Looking Back at the Winter Session

In the world of numerical optimization, the quest for efficiency, accuracy, and innovation never ceases. At Polytechnique Montréal, students embarking on their educational journey have a unique opportunity to explore this dynamic field through the course MTH8408 Méthodes d’optimisation et contrôle optimal. This course, which I had the privilege of teaching during the winter session of 2023, delves into the depths of numerical methods for optimization, variational calculus, and optimal control.

Teaching the same course in 2022 provided valuable insights that led to improvements, making the 2023 edition an even more enriching experience. The heart of MTH8408 lies in bridging theory and practice, giving students a well-rounded understanding of optimization. Here, we will take you on a journey through the course, its laboratory sessions, student projects, and the role of the powerful Julia programming language.

Course Overview

MTH8408 is a 36-hour course that equips students with a deep understanding of optimization algorithms, spanning various classes of problems. The primary objective is to ensure that students grasp the core concepts of optimization while gaining hands-on experience. It’s this unique blend of theory and practice that sets the course apart.

One remarkable aspect of the course is the extensive in-class discussions that dissect algorithms, focusing on the intricate details that render them efficient. A prime example is the utilization of matrix-free implementations for some algorithms. Such attention to detail ensures that students not only understand the algorithms but can also implement them effectively.

Laboratory Sessions

In addition to the classroom sessions, students spend 18 hours in the laboratory. Here, they get to grips with the Julia programming language, known for its power and flexibility in the field of scientific computing. More importantly, students have the opportunity to contribute to existing Julia packages, such as OptimizationProblems.jl.

The course uses several Julia packages:

• JuMP.jl/NLPModelsJuMP.jl and/or ADNLPModels.jl: for modeling optimization problems;
• OptimizationProblems.jl: set of test problems;
• JSOSolvers.jl: serve as a model for coding new solvers and is used for comparison with the implemented algorithms;
• Ipopt.jl/NLPModelsIpopt.jl: use Ipopt as a generic solver;
• PDENLPModels.jl: model optimal control problems;
• SolverBenchmark.jl: set of tools to benchmark solvers and generate performance and data profiles.

What’s truly impressive is how quickly students adapt to Julia and these packages.

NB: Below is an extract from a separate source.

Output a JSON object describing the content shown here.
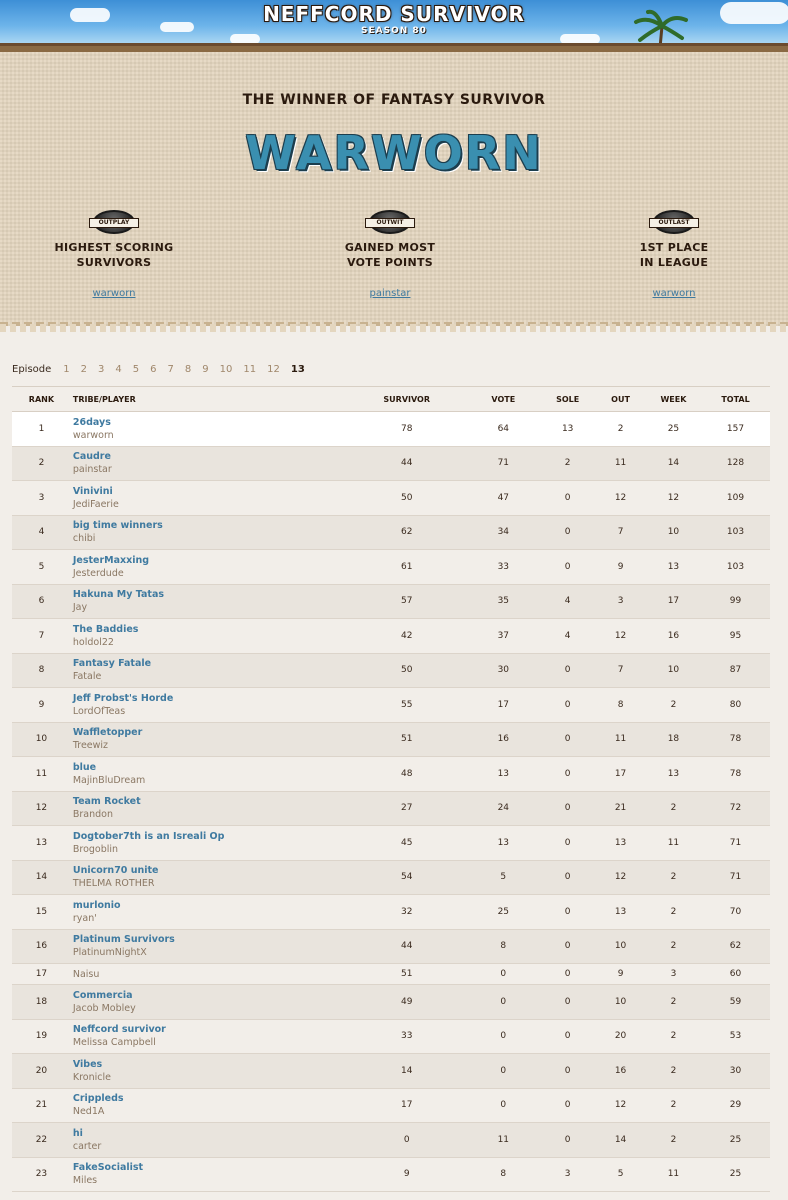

In just a few hours, they are able to code a range of algorithms for unconstrained and equality-constrained optimization problems, as well as linear and nonlinear least squares problems. It’s a testament to both the students’ capabilities and the accessibility of Julia as a programming language.

Student Projects

One of the highlights of MTH8408 is the student projects. These projects allow students to explore areas of interest within the realm of optimization and apply their newfound knowledge and skills. The results from these projects are nothing short of astounding, often reaching the level of numerical results expected in research papers.

Some of the topics that students tackled in 2023 included parameter identification in financial market models, Gaussian process regression, quasi-Newton methods, first-order objective-function-free optimization algorithms, local solutions of the optimal power flow problem, nonsmooth R2 algorithms with constraints, and hybrid methods for nonlinear least squares.

The diversity of these projects demonstrates the breadth of optimization’s applications and the depth of the knowledge acquired during the course. Students are not just learning theory; they are actively contributing to the advancement of optimization research.

Teaching with Julia

Teaching MTH8408 using Julia and its associated packages has been a revelation. The simplicity and efficiency of Julia make it a powerful tool for teaching optimization. However, what truly makes a difference is the usage of a straightforward yet highly effective API, known as NLPModels, along with refined ideas and subsolvers for algorithms.

The students’ ability to implement algorithms and achieve exceptional results is a testament to both their aptitude and the efficacy of these tools. Julia has undoubtedly earned its place in the optimization classroom.

Personal Insights

Teaching MTH8408 is not just a professional endeavor; it’s a source of personal fulfillment. The interaction with students, their enthusiasm, and their achievements are incredibly rewarding. Moreover, teaching this course is a two-way street. It guides my research and helps me understand what truly matters in the world of numerical optimization. The students’ exploration of diverse projects continually expands my horizons and enriches my research endeavors.